Yuanhy1997 / SeqDiffuSeq

Text Diffusion Model with Encoder-Decoder Transformers for Sequence-to-Sequence Generation [NAACL 2024]
https://arxiv.org/abs/2212.10325
82 stars 13 forks source link

Issues of reproducing Table 1 results on Commonsense Conversation Dataset (CCD) #13

Open Silin159 opened 1 year ago

Silin159 commented 1 year ago

Hi, I try to use your script (ccd.sh) to reproduce the Table 1 results on Commonsense Conversation Dataset, but it turns out that my reproduced results (BLEU: 0.154, Rouge-L: 6.38) are far below your reported values (BLEU: 1.02, Rouge-L: 8.59). Could you check whether the hyperparameters in ccd.sh are the optimal ones that you use? It would be better if you could also provide the evaluation scripts for producing BLEU and Rouge-L (currently the inference_scripts only save the testing outputs but no metrics evaluation results if I run it right)? Besides, are there any model checkpoints and testing outputs available?
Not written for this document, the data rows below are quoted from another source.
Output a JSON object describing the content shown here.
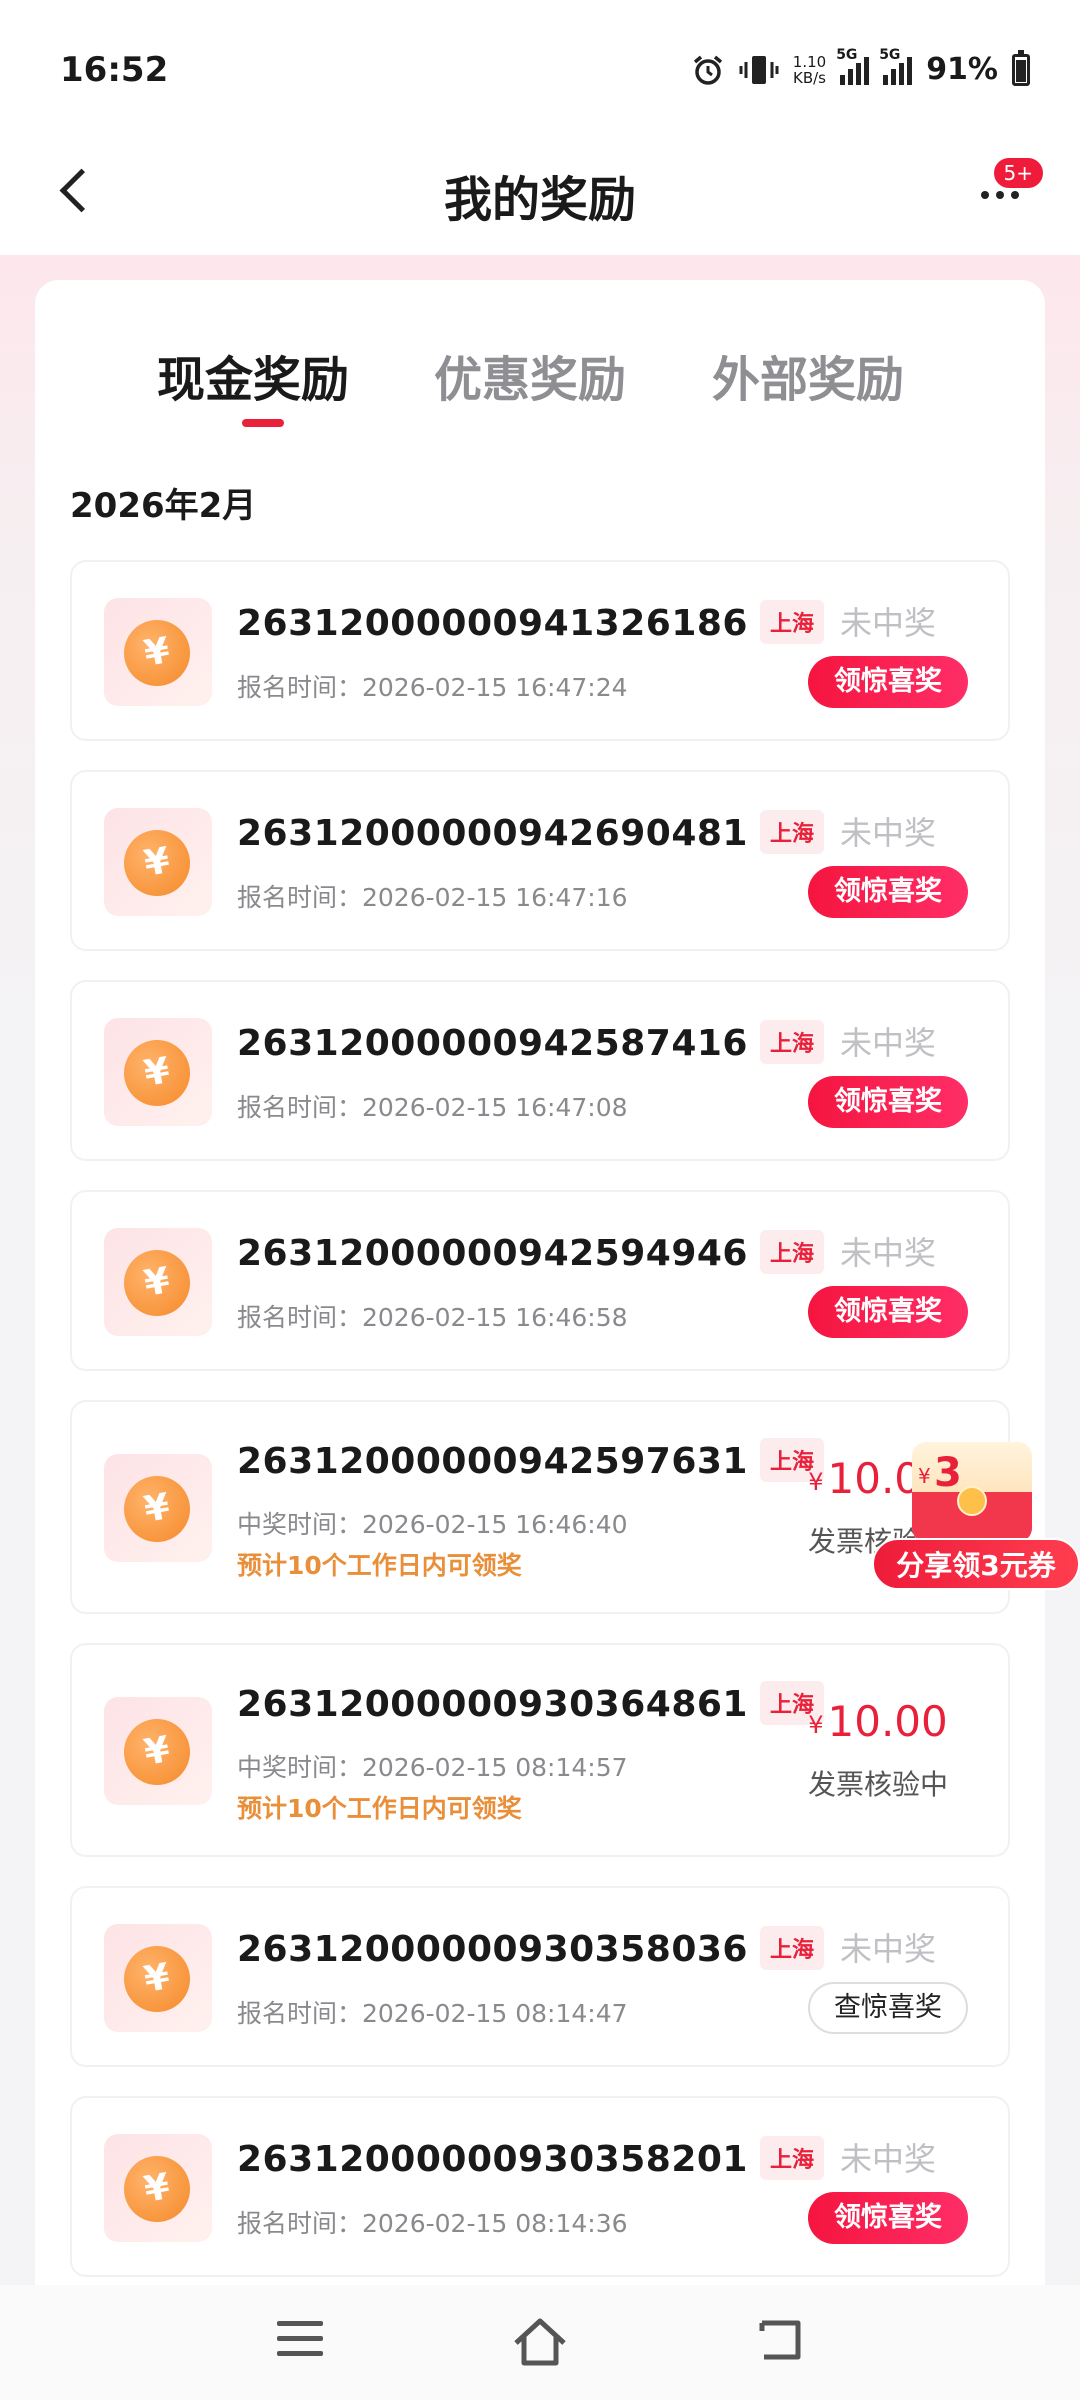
{
  "status_bar": {
    "time": "16:52",
    "net_speed_value": "1.10",
    "net_speed_unit": "KB/s",
    "signal1": "5G",
    "signal2": "5G",
    "battery": "91%"
  },
  "nav": {
    "title": "我的奖励",
    "badge": "5+"
  },
  "tabs": [
    {
      "label": "现金奖励",
      "active": true
    },
    {
      "label": "优惠奖励",
      "active": false
    },
    {
      "label": "外部奖励",
      "active": false
    }
  ],
  "month_header": "2026年2月",
  "items": [
    {
      "id": "26312000000941326186",
      "region": "上海",
      "time": "报名时间：2026-02-15 16:47:24",
      "status": "未中奖",
      "action": "领惊喜奖"
    },
    {
      "id": "26312000000942690481",
      "region": "上海",
      "time": "报名时间：2026-02-15 16:47:16",
      "status": "未中奖",
      "action": "领惊喜奖"
    },
    {
      "id": "26312000000942587416",
      "region": "上海",
      "time": "报名时间：2026-02-15 16:47:08",
      "status": "未中奖",
      "action": "领惊喜奖"
    },
    {
      "id": "26312000000942594946",
      "region": "上海",
      "time": "报名时间：2026-02-15 16:46:58",
      "status": "未中奖",
      "action": "领惊喜奖"
    },
    {
      "id": "26312000000942597631",
      "region": "上海",
      "time": "中奖时间：2026-02-15 16:46:40",
      "note": "预计10个工作日内可领奖",
      "amount_symbol": "¥",
      "amount": "10.00",
      "amount_status": "发票核验中"
    },
    {
      "id": "26312000000930364861",
      "region": "上海",
      "time": "中奖时间：2026-02-15 08:14:57",
      "note": "预计10个工作日内可领奖",
      "amount_symbol": "¥",
      "amount": "10.00",
      "amount_status": "发票核验中"
    },
    {
      "id": "26312000000930358036",
      "region": "上海",
      "time": "报名时间：2026-02-15 08:14:47",
      "status": "未中奖",
      "action": "查惊喜奖"
    },
    {
      "id": "26312000000930358201",
      "region": "上海",
      "time": "报名时间：2026-02-15 08:14:36",
      "status": "未中奖",
      "action": "领惊喜奖"
    }
  ],
  "coin_symbol": "¥",
  "promo": {
    "envelope_symbol": "¥",
    "envelope_value": "3",
    "label": "分享领3元券"
  },
  "colors": {
    "accent_red": "#e8203a",
    "note_orange": "#e98f3a",
    "muted_gray": "#c0c0c4"
  }
}
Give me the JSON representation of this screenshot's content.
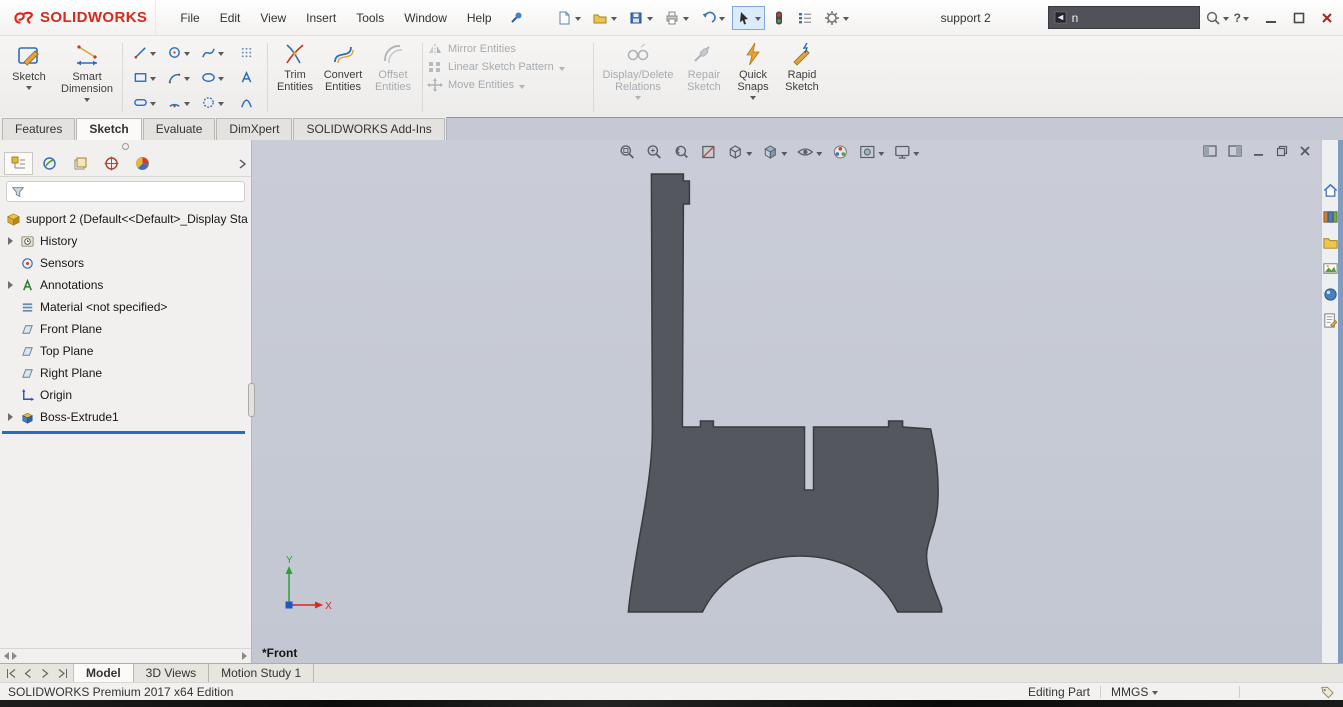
{
  "colors": {
    "brand_red": "#e2231a",
    "viewport_background": "#c5c9d3",
    "part_fill": "#54575e",
    "rollback_bar": "#2f67c5",
    "disabled_text": "#a7abb0"
  },
  "title_bar": {
    "logo_text": "SOLIDWORKS",
    "menus": [
      "File",
      "Edit",
      "View",
      "Insert",
      "Tools",
      "Window",
      "Help"
    ],
    "toolbar_icons": [
      "new-document",
      "open",
      "save",
      "print",
      "undo",
      "select",
      "interface-options",
      "command-list",
      "settings-gear"
    ],
    "document_title": "support 2",
    "search_value": "n",
    "help_label": "?"
  },
  "ribbon": {
    "sketch": "Sketch",
    "smart_dimension": "Smart Dimension",
    "trim": "Trim Entities",
    "convert": "Convert Entities",
    "offset": "Offset Entities",
    "mirror": "Mirror Entities",
    "linear_pattern": "Linear Sketch Pattern",
    "move": "Move Entities",
    "display_delete": "Display/Delete Relations",
    "repair": "Repair Sketch",
    "quick_snaps": "Quick Snaps",
    "rapid_sketch": "Rapid Sketch"
  },
  "command_tabs": [
    "Features",
    "Sketch",
    "Evaluate",
    "DimXpert",
    "SOLIDWORKS Add-Ins"
  ],
  "active_command_tab": "Sketch",
  "feature_tree": {
    "root_label": "support 2 (Default<<Default>_Display Sta",
    "items": [
      {
        "label": "History"
      },
      {
        "label": "Sensors"
      },
      {
        "label": "Annotations"
      },
      {
        "label": "Material <not specified>"
      },
      {
        "label": "Front Plane"
      },
      {
        "label": "Top Plane"
      },
      {
        "label": "Right Plane"
      },
      {
        "label": "Origin"
      },
      {
        "label": "Boss-Extrude1"
      }
    ]
  },
  "viewport": {
    "view_label": "*Front",
    "axis_x": "X",
    "axis_y": "Y",
    "hud_icons": [
      "zoom-fit",
      "zoom-to-area",
      "previous-view",
      "section-view",
      "view-orientation",
      "display-style",
      "hide-show-items",
      "edit-appearance",
      "apply-scene",
      "view-settings"
    ]
  },
  "taskpane_icons": [
    "home",
    "design-library",
    "file-explorer",
    "view-palette",
    "appearances",
    "custom-properties"
  ],
  "bottom_tabs": [
    "Model",
    "3D Views",
    "Motion Study 1"
  ],
  "status_bar": {
    "edition": "SOLIDWORKS Premium 2017 x64 Edition",
    "mode": "Editing Part",
    "units": "MMGS"
  }
}
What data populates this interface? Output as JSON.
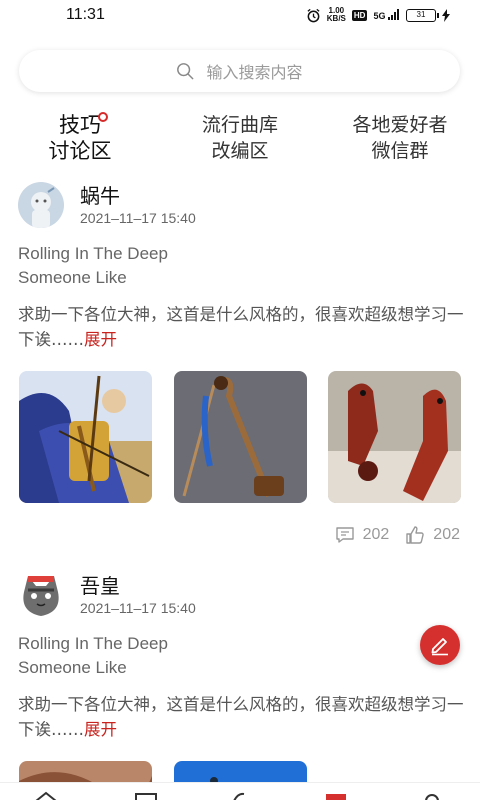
{
  "status_bar": {
    "time": "11:31",
    "speed_value": "1.00",
    "speed_unit": "KB/S",
    "hd_badge": "HD",
    "signal": "5G",
    "battery": "31"
  },
  "search": {
    "placeholder": "输入搜索内容",
    "icon": "search-icon"
  },
  "tabs": [
    {
      "line1": "技巧",
      "line2": "讨论区",
      "active": true
    },
    {
      "line1": "流行曲库",
      "line2": "改编区",
      "active": false
    },
    {
      "line1": "各地爱好者",
      "line2": "微信群",
      "active": false
    }
  ],
  "posts": [
    {
      "author": "蜗牛",
      "time": "2021–11–17  15:40",
      "song_1": "Rolling In The Deep",
      "song_2": "Someone Like",
      "body": "求助一下各位大神，这首是什么风格的，很喜欢超级想学习一下诶……",
      "expand": "展开",
      "comments": "202",
      "likes": "202"
    },
    {
      "author": "吾皇",
      "time": "2021–11–17  15:40",
      "song_1": "Rolling In The Deep",
      "song_2": "Someone Like",
      "body": "求助一下各位大神，这首是什么风格的，很喜欢超级想学习一下诶……",
      "expand": "展开"
    }
  ],
  "colors": {
    "accent": "#d5302e",
    "expand": "#c8241f",
    "muted": "#999999"
  }
}
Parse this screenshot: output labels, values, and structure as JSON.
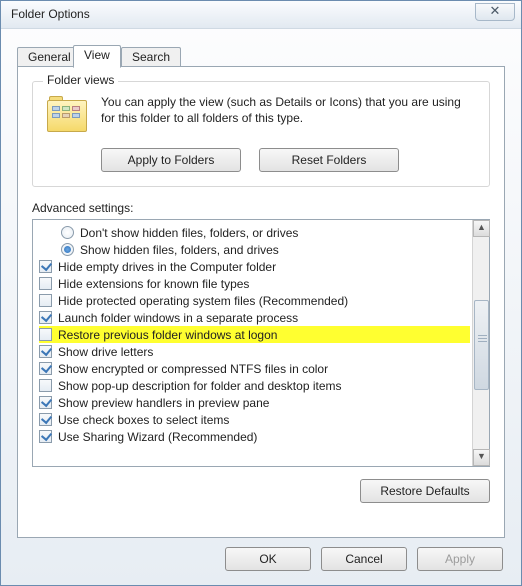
{
  "window": {
    "title": "Folder Options"
  },
  "tabs": {
    "general": "General",
    "view": "View",
    "search": "Search"
  },
  "folderViews": {
    "groupTitle": "Folder views",
    "description": "You can apply the view (such as Details or Icons) that you are using for this folder to all folders of this type.",
    "applyBtn": "Apply to Folders",
    "resetBtn": "Reset Folders"
  },
  "advanced": {
    "label": "Advanced settings:",
    "items": [
      {
        "kind": "radio",
        "checked": false,
        "indent": true,
        "hl": false,
        "text": "Don't show hidden files, folders, or drives"
      },
      {
        "kind": "radio",
        "checked": true,
        "indent": true,
        "hl": false,
        "text": "Show hidden files, folders, and drives"
      },
      {
        "kind": "checkbox",
        "checked": true,
        "indent": false,
        "hl": false,
        "text": "Hide empty drives in the Computer folder"
      },
      {
        "kind": "checkbox",
        "checked": false,
        "indent": false,
        "hl": false,
        "text": "Hide extensions for known file types"
      },
      {
        "kind": "checkbox",
        "checked": false,
        "indent": false,
        "hl": false,
        "text": "Hide protected operating system files (Recommended)"
      },
      {
        "kind": "checkbox",
        "checked": true,
        "indent": false,
        "hl": false,
        "text": "Launch folder windows in a separate process"
      },
      {
        "kind": "checkbox",
        "checked": false,
        "indent": false,
        "hl": true,
        "text": "Restore previous folder windows at logon"
      },
      {
        "kind": "checkbox",
        "checked": true,
        "indent": false,
        "hl": false,
        "text": "Show drive letters"
      },
      {
        "kind": "checkbox",
        "checked": true,
        "indent": false,
        "hl": false,
        "text": "Show encrypted or compressed NTFS files in color"
      },
      {
        "kind": "checkbox",
        "checked": false,
        "indent": false,
        "hl": false,
        "text": "Show pop-up description for folder and desktop items"
      },
      {
        "kind": "checkbox",
        "checked": true,
        "indent": false,
        "hl": false,
        "text": "Show preview handlers in preview pane"
      },
      {
        "kind": "checkbox",
        "checked": true,
        "indent": false,
        "hl": false,
        "text": "Use check boxes to select items"
      },
      {
        "kind": "checkbox",
        "checked": true,
        "indent": false,
        "hl": false,
        "text": "Use Sharing Wizard (Recommended)"
      }
    ],
    "restoreBtn": "Restore Defaults"
  },
  "buttons": {
    "ok": "OK",
    "cancel": "Cancel",
    "apply": "Apply"
  }
}
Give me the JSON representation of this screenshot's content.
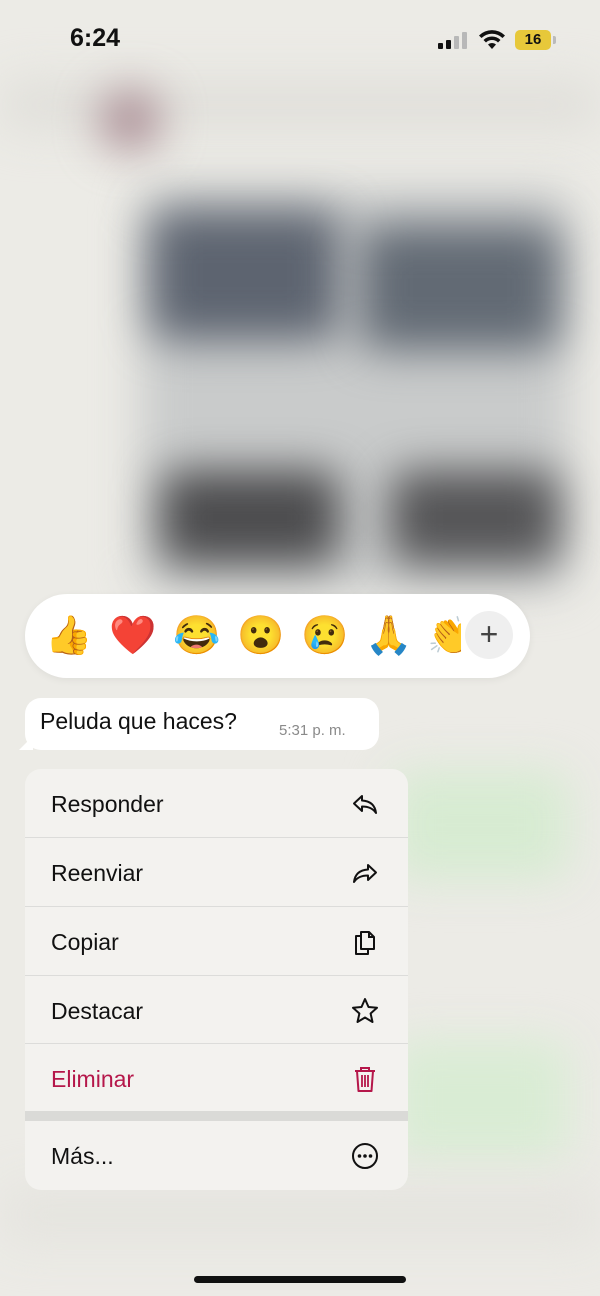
{
  "status_bar": {
    "time": "6:24",
    "battery": "16"
  },
  "reactions": {
    "emojis": [
      "👍",
      "❤️",
      "😂",
      "😮",
      "😢",
      "🙏",
      "👏"
    ],
    "add_symbol": "+"
  },
  "message": {
    "text": "Peluda que haces?",
    "time": "5:31 p. m."
  },
  "menu": {
    "items": [
      {
        "label": "Responder",
        "icon": "reply-icon"
      },
      {
        "label": "Reenviar",
        "icon": "forward-icon"
      },
      {
        "label": "Copiar",
        "icon": "copy-icon"
      },
      {
        "label": "Destacar",
        "icon": "star-icon"
      },
      {
        "label": "Eliminar",
        "icon": "trash-icon"
      },
      {
        "label": "Más...",
        "icon": "more-icon"
      }
    ]
  },
  "colors": {
    "danger": "#b5174a",
    "battery": "#e7c83a"
  }
}
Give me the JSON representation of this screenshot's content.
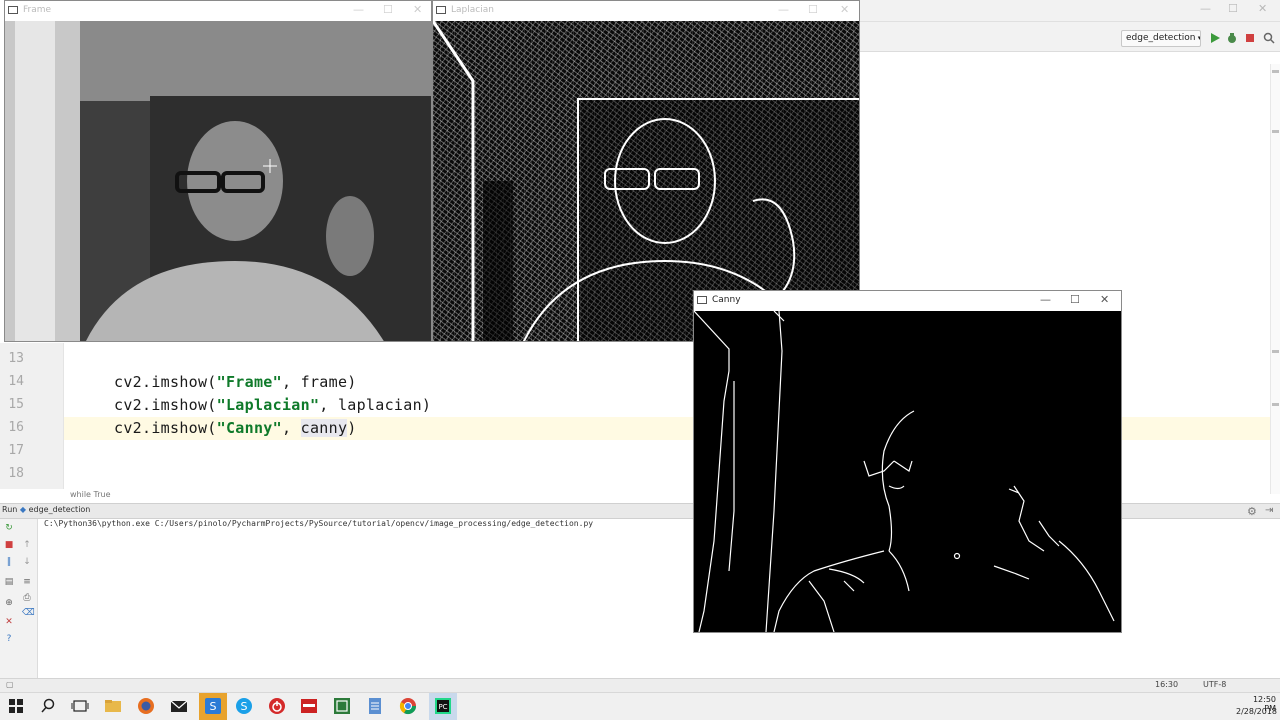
{
  "windows": {
    "frame": {
      "title": "Frame"
    },
    "laplacian": {
      "title": "Laplacian"
    },
    "canny": {
      "title": "Canny"
    }
  },
  "window_controls": {
    "minimize": "—",
    "maximize": "☐",
    "close": "✕"
  },
  "ide": {
    "run_config": "edge_detection",
    "editor": {
      "lines": [
        {
          "number": "13",
          "code": ""
        },
        {
          "number": "14",
          "prefix": "cv2.imshow(",
          "string": "\"Frame\"",
          "suffix": ", frame)"
        },
        {
          "number": "15",
          "prefix": "cv2.imshow(",
          "string": "\"Laplacian\"",
          "suffix": ", laplacian)"
        },
        {
          "number": "16",
          "prefix": "cv2.imshow(",
          "string": "\"Canny\"",
          "mid": ", ",
          "highlight": "canny",
          "suffix": ")"
        },
        {
          "number": "17",
          "code": ""
        },
        {
          "number": "18",
          "code": ""
        }
      ],
      "breadcrumb": "while True"
    },
    "run_panel": {
      "tab_label": "Run",
      "tab_config": "edge_detection",
      "command": "C:\\Python36\\python.exe C:/Users/pinolo/PycharmProjects/PySource/tutorial/opencv/image_processing/edge_detection.py"
    },
    "status": {
      "position": "16:30",
      "encoding": "UTF-8"
    }
  },
  "taskbar": {
    "time": "12:50 PM",
    "date": "2/28/2018",
    "icons": [
      "windows-start-icon",
      "search-icon",
      "task-view-icon",
      "file-explorer-icon",
      "firefox-icon",
      "mail-icon",
      "skype-business-icon",
      "skype-icon",
      "power-icon",
      "red-app-icon",
      "green-app-icon",
      "notepad-icon",
      "chrome-icon",
      "pycharm-icon"
    ]
  },
  "colors": {
    "string_green": "#0f7a2a",
    "current_line": "#fffae3",
    "accent_orange": "#e8a32e"
  }
}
Yuanhy1997 commented 1 year ago

I think you can select the checkpoints around 100000 training steps using the validation data. The number on the paper is out-of-date, the new results is a bit lower and is 0.84 in BLEU. BTW CCD is a pretty bizarre datasets in a way that it easily overfit the training data and the outputs actually require commonsense knowledges. (Diffuseq only achieved BLEU around 1. This means the outputs barely correlate with the labels.)